# Betriebsgelände benutzen Strompolizeiliche verboten



## d.fly90 (6. Juli 2013)

Hey Leute an den vielversprechensten stellen am rhk in Gelsenkirchen stehen diese Schilder :  "Dies ist ein Betriebsgelände, benutzung Strompolizeilich verboten ....gilt das auch für uns Angler ?vielen dank für eure antworten


----------



## Slick (6. Juli 2013)

*AW: Betriebsgelände benutzen Strompolizeiliche verboten*

Gilt für jeden,keine Ausnahme für Angler.


----------



## Brassenwürger (6. Juli 2013)

*AW: Betriebsgelände benutzen Strompolizeiliche verboten*

Sehe ich auch so! Benutzung nur für Mitarbeiter des "Betriebes", welcher Art auch immer dieser sein mag.....


----------



## RuhrfischerPG (6. Juli 2013)

*AW: Betriebsgelände benutzen Strompolizeiliche verboten*

Gilt....steht im übbrigen aber auch auf der Kanalkarte.


----------



## Andal (6. Juli 2013)

*AW: Betriebsgelände benutzen Strompolizeiliche verboten*



d.fly90 schrieb:


> am rhk in Gelsenkirchen stehen diese Schilder :  "Dies ist ein Betriebsgelände, benutzung *Strompolizeilich* verboten



Was es nicht so alles gibt, in Gelsenkirchen! Welche Ströme regeln denn die Strompolizisten?


----------



## One6Zero3 (6. Juli 2013)

*AW: Betriebsgelände benutzen Strompolizeiliche verboten*



Andal schrieb:


> Was es nicht so alles gibt, in Gelsenkirchen! Welche Ströme regeln denn die Strompolizisten?
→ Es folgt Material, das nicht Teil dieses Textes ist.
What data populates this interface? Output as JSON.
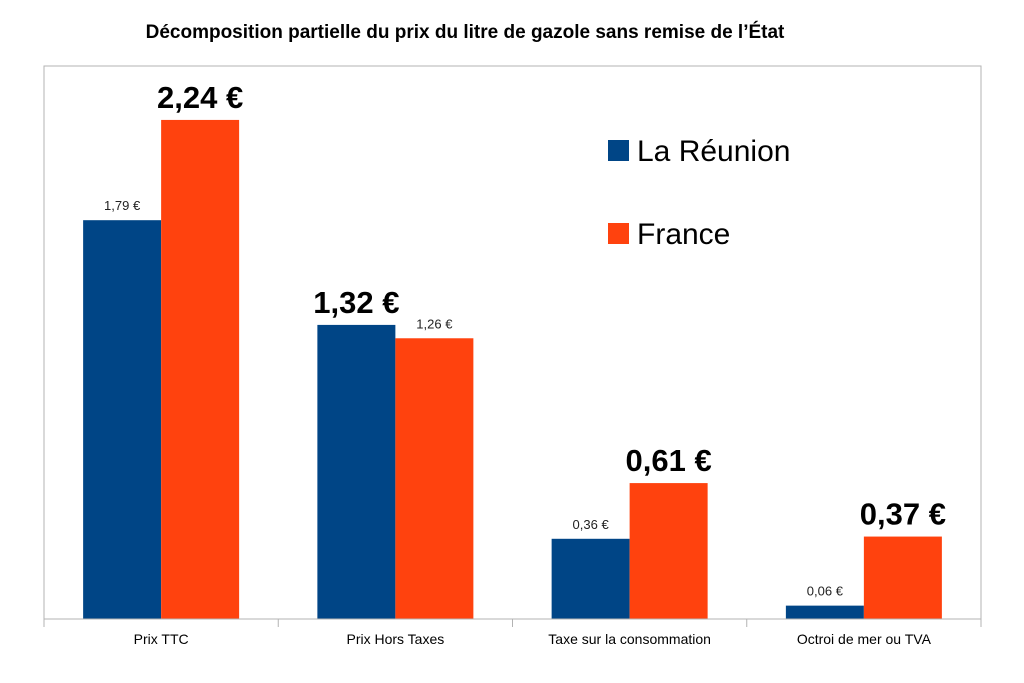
{
  "chart_data": {
    "type": "bar",
    "title": "Décomposition partielle du prix du litre de gazole sans remise de l’État",
    "categories": [
      "Prix TTC",
      "Prix Hors Taxes",
      "Taxe sur la consommation",
      "Octroi de mer ou TVA"
    ],
    "series": [
      {
        "name": "La Réunion",
        "color": "#004586",
        "values": [
          1.79,
          1.32,
          0.36,
          0.06
        ],
        "labels": [
          "1,79 €",
          "1,32 €",
          "0,36 €",
          "0,06 €"
        ],
        "emphasis": [
          false,
          true,
          false,
          false
        ]
      },
      {
        "name": "France",
        "color": "#ff420e",
        "values": [
          2.24,
          1.26,
          0.61,
          0.37
        ],
        "labels": [
          "2,24 €",
          "1,26 €",
          "0,61 €",
          "0,37 €"
        ],
        "emphasis": [
          true,
          false,
          true,
          true
        ]
      }
    ],
    "ylim": [
      0,
      2.5
    ],
    "xlabel": "",
    "ylabel": "",
    "grid": false,
    "legend_position": "top-right"
  }
}
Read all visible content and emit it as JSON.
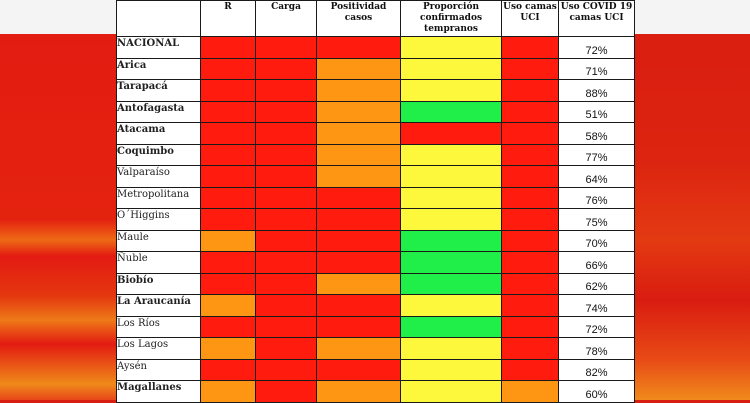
{
  "colors": {
    "red": "#ff1b0e",
    "orange": "#ff9613",
    "yellow": "#fdf83b",
    "green": "#1fef48"
  },
  "table": {
    "headers": [
      "",
      "R",
      "Carga",
      "Positividad casos",
      "Proporción confirmados tempranos",
      "Uso camas UCI",
      "Uso COVID 19 camas UCI"
    ],
    "rows": [
      {
        "region": "NACIONAL",
        "bold": true,
        "cells": [
          "red",
          "red",
          "red",
          "yellow",
          "red"
        ],
        "pct": "72%"
      },
      {
        "region": "Arica",
        "bold": true,
        "cells": [
          "red",
          "red",
          "orange",
          "yellow",
          "red"
        ],
        "pct": "71%"
      },
      {
        "region": "Tarapacá",
        "bold": true,
        "cells": [
          "red",
          "red",
          "orange",
          "yellow",
          "red"
        ],
        "pct": "88%"
      },
      {
        "region": "Antofagasta",
        "bold": true,
        "cells": [
          "red",
          "red",
          "orange",
          "green",
          "red"
        ],
        "pct": "51%"
      },
      {
        "region": "Atacama",
        "bold": true,
        "cells": [
          "red",
          "red",
          "orange",
          "red",
          "red"
        ],
        "pct": "58%"
      },
      {
        "region": "Coquimbo",
        "bold": true,
        "cells": [
          "red",
          "red",
          "orange",
          "yellow",
          "red"
        ],
        "pct": "77%"
      },
      {
        "region": "Valparaíso",
        "bold": false,
        "cells": [
          "red",
          "red",
          "orange",
          "yellow",
          "red"
        ],
        "pct": "64%"
      },
      {
        "region": "Metropolitana",
        "bold": false,
        "cells": [
          "red",
          "red",
          "red",
          "yellow",
          "red"
        ],
        "pct": "76%"
      },
      {
        "region": "O´Higgins",
        "bold": false,
        "cells": [
          "red",
          "red",
          "red",
          "yellow",
          "red"
        ],
        "pct": "75%"
      },
      {
        "region": "Maule",
        "bold": false,
        "cells": [
          "orange",
          "red",
          "red",
          "green",
          "red"
        ],
        "pct": "70%"
      },
      {
        "region": "Ñuble",
        "bold": false,
        "cells": [
          "red",
          "red",
          "red",
          "green",
          "red"
        ],
        "pct": "66%"
      },
      {
        "region": "Biobío",
        "bold": true,
        "cells": [
          "red",
          "red",
          "orange",
          "green",
          "red"
        ],
        "pct": "62%"
      },
      {
        "region": "La Araucanía",
        "bold": true,
        "cells": [
          "orange",
          "red",
          "red",
          "yellow",
          "red"
        ],
        "pct": "74%"
      },
      {
        "region": "Los Ríos",
        "bold": false,
        "cells": [
          "red",
          "red",
          "red",
          "green",
          "red"
        ],
        "pct": "72%"
      },
      {
        "region": "Los Lagos",
        "bold": false,
        "cells": [
          "orange",
          "red",
          "orange",
          "yellow",
          "red"
        ],
        "pct": "78%"
      },
      {
        "region": "Aysén",
        "bold": false,
        "cells": [
          "red",
          "red",
          "red",
          "yellow",
          "red"
        ],
        "pct": "82%"
      },
      {
        "region": "Magallanes",
        "bold": true,
        "cells": [
          "orange",
          "red",
          "orange",
          "yellow",
          "orange"
        ],
        "pct": "60%"
      }
    ]
  }
}
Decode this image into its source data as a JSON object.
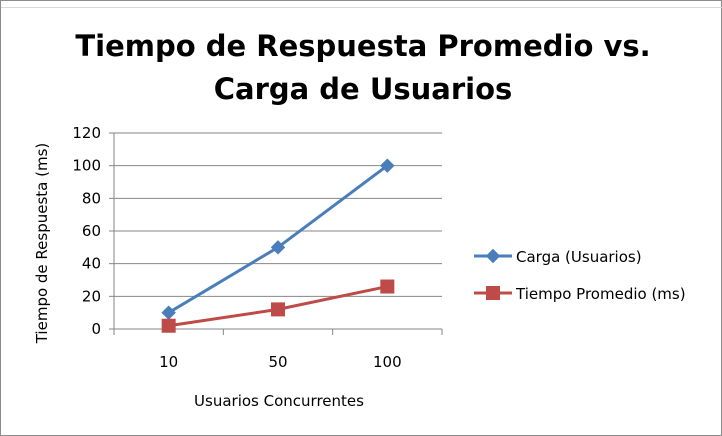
{
  "chart_data": {
    "type": "line",
    "title_line1": "Tiempo de Respuesta Promedio vs.",
    "title_line2": "Carga de Usuarios",
    "xlabel": "Usuarios Concurrentes",
    "ylabel": "Tiempo de Respuesta (ms)",
    "categories": [
      "10",
      "50",
      "100"
    ],
    "ylim": [
      0,
      120
    ],
    "yticks": [
      "0",
      "20",
      "40",
      "60",
      "80",
      "100",
      "120"
    ],
    "ytick_values": [
      0,
      20,
      40,
      60,
      80,
      100,
      120
    ],
    "grid": true,
    "legend_position": "right",
    "series": [
      {
        "name": "Carga (Usuarios)",
        "values": [
          10,
          50,
          100
        ],
        "color": "#4a7ebb",
        "marker": "diamond"
      },
      {
        "name": "Tiempo Promedio (ms)",
        "values": [
          2,
          12,
          26
        ],
        "color": "#be4b48",
        "marker": "square"
      }
    ]
  }
}
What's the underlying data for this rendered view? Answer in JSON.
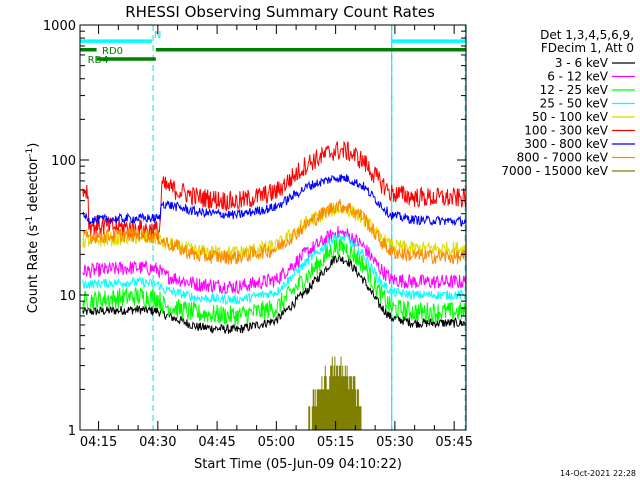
{
  "chart_data": {
    "type": "line",
    "title": "RHESSI Observing Summary Count Rates",
    "xlabel": "Start Time (05-Jun-09 04:10:22)",
    "ylabel_main": "Count Rate (s",
    "ylabel_exp1": "-1",
    "ylabel_mid": " detector",
    "ylabel_exp2": "-1",
    "ylabel_end": ")",
    "y_scale": "log",
    "ylim": [
      1,
      1000
    ],
    "xlim_minutes": [
      250.3,
      348.0
    ],
    "xticks": [
      {
        "label": "04:15",
        "value": 255
      },
      {
        "label": "04:30",
        "value": 270
      },
      {
        "label": "04:45",
        "value": 285
      },
      {
        "label": "05:00",
        "value": 300
      },
      {
        "label": "05:15",
        "value": 315
      },
      {
        "label": "05:30",
        "value": 330
      },
      {
        "label": "05:45",
        "value": 345
      }
    ],
    "yticks": [
      {
        "label": "1",
        "value": 1
      },
      {
        "label": "10",
        "value": 10
      },
      {
        "label": "100",
        "value": 100
      },
      {
        "label": "1000",
        "value": 1000
      }
    ],
    "legend_header": [
      "Det 1,3,4,5,6,9,",
      "FDecim 1, Att 0"
    ],
    "legend_position": "right",
    "series": [
      {
        "name": "3 - 6 keV",
        "color": "#000000",
        "values": [
          [
            251,
            7.5
          ],
          [
            265,
            7.8
          ],
          [
            270,
            7.6
          ],
          [
            271.5,
            7.2
          ],
          [
            280,
            5.8
          ],
          [
            290,
            5.5
          ],
          [
            300,
            6.5
          ],
          [
            308,
            11
          ],
          [
            315,
            19
          ],
          [
            318,
            18
          ],
          [
            322,
            13
          ],
          [
            326,
            8.5
          ],
          [
            329,
            6.8
          ],
          [
            335,
            6.2
          ],
          [
            348,
            6.2
          ]
        ]
      },
      {
        "name": "6 - 12 keV",
        "color": "#ff00ff",
        "values": [
          [
            251,
            15
          ],
          [
            265,
            16
          ],
          [
            270,
            15.5
          ],
          [
            271.5,
            14
          ],
          [
            280,
            12
          ],
          [
            290,
            11.5
          ],
          [
            300,
            13
          ],
          [
            308,
            21
          ],
          [
            315,
            29
          ],
          [
            318,
            28
          ],
          [
            322,
            23
          ],
          [
            326,
            16
          ],
          [
            329,
            13
          ],
          [
            335,
            12.5
          ],
          [
            348,
            12.5
          ]
        ]
      },
      {
        "name": "12 - 25 keV",
        "color": "#00ff00",
        "values": [
          [
            251,
            9
          ],
          [
            265,
            9.8
          ],
          [
            270,
            9.5
          ],
          [
            271.5,
            8.4
          ],
          [
            280,
            7.3
          ],
          [
            290,
            7
          ],
          [
            300,
            8
          ],
          [
            308,
            14
          ],
          [
            315,
            23
          ],
          [
            318,
            22
          ],
          [
            322,
            17
          ],
          [
            326,
            10.5
          ],
          [
            329,
            8
          ],
          [
            335,
            7.5
          ],
          [
            348,
            7.5
          ]
        ]
      },
      {
        "name": "25 - 50 keV",
        "color": "#00ffff",
        "values": [
          [
            251,
            12
          ],
          [
            265,
            12.5
          ],
          [
            270,
            12
          ],
          [
            271.5,
            11
          ],
          [
            280,
            9.5
          ],
          [
            290,
            9.2
          ],
          [
            300,
            10.5
          ],
          [
            308,
            18
          ],
          [
            315,
            27
          ],
          [
            318,
            26
          ],
          [
            322,
            20
          ],
          [
            326,
            13
          ],
          [
            329,
            10.5
          ],
          [
            335,
            10
          ],
          [
            348,
            10
          ]
        ]
      },
      {
        "name": "50 - 100 keV",
        "color": "#dddd00",
        "values": [
          [
            251,
            25
          ],
          [
            265,
            27
          ],
          [
            270,
            26
          ],
          [
            271.5,
            24
          ],
          [
            280,
            21
          ],
          [
            290,
            20.5
          ],
          [
            300,
            23
          ],
          [
            308,
            35
          ],
          [
            315,
            44
          ],
          [
            318,
            43
          ],
          [
            322,
            37
          ],
          [
            326,
            27
          ],
          [
            329,
            23
          ],
          [
            335,
            22
          ],
          [
            348,
            22
          ]
        ]
      },
      {
        "name": "100 - 300 keV",
        "color": "#ff0000",
        "values": [
          [
            251,
            60
          ],
          [
            252.3,
            60
          ],
          [
            252.5,
            33
          ],
          [
            265,
            31
          ],
          [
            270.5,
            30
          ],
          [
            271,
            65
          ],
          [
            280,
            53
          ],
          [
            290,
            49
          ],
          [
            300,
            58
          ],
          [
            308,
            95
          ],
          [
            315,
            118
          ],
          [
            318,
            116
          ],
          [
            322,
            98
          ],
          [
            326,
            70
          ],
          [
            329,
            57
          ],
          [
            335,
            53
          ],
          [
            348,
            52
          ]
        ]
      },
      {
        "name": "300 - 800 keV",
        "color": "#0000ff",
        "values": [
          [
            251,
            38
          ],
          [
            252.3,
            38
          ],
          [
            252.5,
            36
          ],
          [
            265,
            37
          ],
          [
            270.5,
            37
          ],
          [
            271,
            48
          ],
          [
            280,
            41
          ],
          [
            290,
            39
          ],
          [
            300,
            45
          ],
          [
            308,
            64
          ],
          [
            315,
            74
          ],
          [
            318,
            73
          ],
          [
            322,
            64
          ],
          [
            326,
            48
          ],
          [
            329,
            39
          ],
          [
            335,
            36
          ],
          [
            348,
            35
          ]
        ]
      },
      {
        "name": "800 - 7000 keV",
        "color": "#ff8800",
        "values": [
          [
            251,
            27
          ],
          [
            265,
            28
          ],
          [
            270,
            27
          ],
          [
            271.5,
            25
          ],
          [
            280,
            19.5
          ],
          [
            290,
            19
          ],
          [
            300,
            22
          ],
          [
            308,
            34
          ],
          [
            315,
            46
          ],
          [
            318,
            45
          ],
          [
            322,
            38
          ],
          [
            326,
            26
          ],
          [
            329,
            21
          ],
          [
            335,
            19.5
          ],
          [
            348,
            19
          ]
        ]
      },
      {
        "name": "7000 - 15000 keV",
        "color": "#808000",
        "values": [
          [
            308,
            1
          ],
          [
            310,
            1.8
          ],
          [
            314,
            2.7
          ],
          [
            317,
            2.7
          ],
          [
            321,
            1.8
          ],
          [
            322,
            1
          ]
        ]
      }
    ],
    "markers": {
      "dashed_lines_minutes": [
        250.3,
        268.8,
        329.2,
        347.8
      ],
      "solid_lines_minutes": [
        329.2
      ],
      "top_bars": [
        {
          "label": "",
          "color": "#00ffff",
          "from": 250.3,
          "to": 268.5,
          "y": 760
        },
        {
          "label": "RD0",
          "color": "#008000",
          "from": 250.3,
          "to": 254.5,
          "y": 655
        },
        {
          "label": "RD4",
          "color": "#008000",
          "from": 254.5,
          "to": 269.5,
          "y": 560
        },
        {
          "label": "",
          "color": "#008000",
          "from": 269.5,
          "to": 348,
          "y": 655
        },
        {
          "label": "",
          "color": "#00ffff",
          "from": 329.2,
          "to": 348,
          "y": 760
        }
      ],
      "n_label": "N",
      "n_minute": 270
    },
    "footer": "14-Oct-2021 22:28"
  },
  "colors": {
    "axis": "#000000",
    "marker_line": "#00e5ee"
  }
}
Den Golfstrom sicher nicht 

Aber wenn ich mich an meinen Unterricht erinnere haben Angler betretungsrecht wenn das Gelände nicht eingezäunt ist. Weshalb sollten wir dann nicht auch das Strompolizeilich verbotene benutzen wenn nicht eingezäunt ?


----------



## Black-Death (6. Juli 2013)

*AW: Betriebsgelände benutzen Strompolizeiliche verboten*

habt ihr nicht iwo eine gewässerkarte mit den erlaubten strecken?
wenn auf der karte verzeichnet ist, dass man dort angeln darf, dann darf man das auch trotz des verbotsschildes. wenn nicht eben nicht


----------



## d.fly90 (6. Juli 2013)

*AW: Betriebsgelände benutzen Strompolizeiliche verboten*

Das ist es ja nur so'n kack Schild nicht eingezäunt und so geile Bedingungen für nen guten fang


----------



## Keine_Ahnung (6. Juli 2013)

*AW: Betriebsgelände benutzen Strompolizeiliche verboten*

Stehen bei uns auch überall am Ufer rum, hat noch nie jemanden gestört.
Solange es ein frei betretbarer Uferbereich ist, ist auch das angeln (nach meinem Wissensstand und Erfahrungen) erlaubt.


----------



## Andal (6. Juli 2013)

*AW: Betriebsgelände benutzen Strompolizeiliche verboten*

Die Zuständigkeit für das Gewässer liegt beim Wasser- und Schiffahrtsamt Duisburg-Meiderich
Adresse: Emmericher Straße 201, 47138 Duisburg
Telefon:0203 4504 0

Anrufen, fragen, Bescheid wissen!


----------



## brandungsteufel (6. Juli 2013)

*AW: Betriebsgelände benutzen Strompolizeiliche verboten*



Andal schrieb:


> Die Zuständigkeit für das Gewässer liegt beim Wasser- und Schiffahrtsamt Duisburg-Meiderich
> Adresse: Emmericher Straße 201, 47138 Duisburg
> Telefon:0203 4504 0
> 
> Anrufen, fragen, Bescheid wissen!



Sehe ich auch so. Mir wurde immer gesagt das vor und hinter dem Schleusenbereich nicht geangelt werden darf. Hab die untere Fischereibehörde kontaktiert. Die haben mir gesagt, dass es erlaubt ist, hab mir das ausgedruckt und es bei mir falls die Polizei vorbeikommt oder so ein Aufseher mal wieder ärger macht.

VG


----------



## Gelöschte Mitglieder 136077 (6. Juli 2013)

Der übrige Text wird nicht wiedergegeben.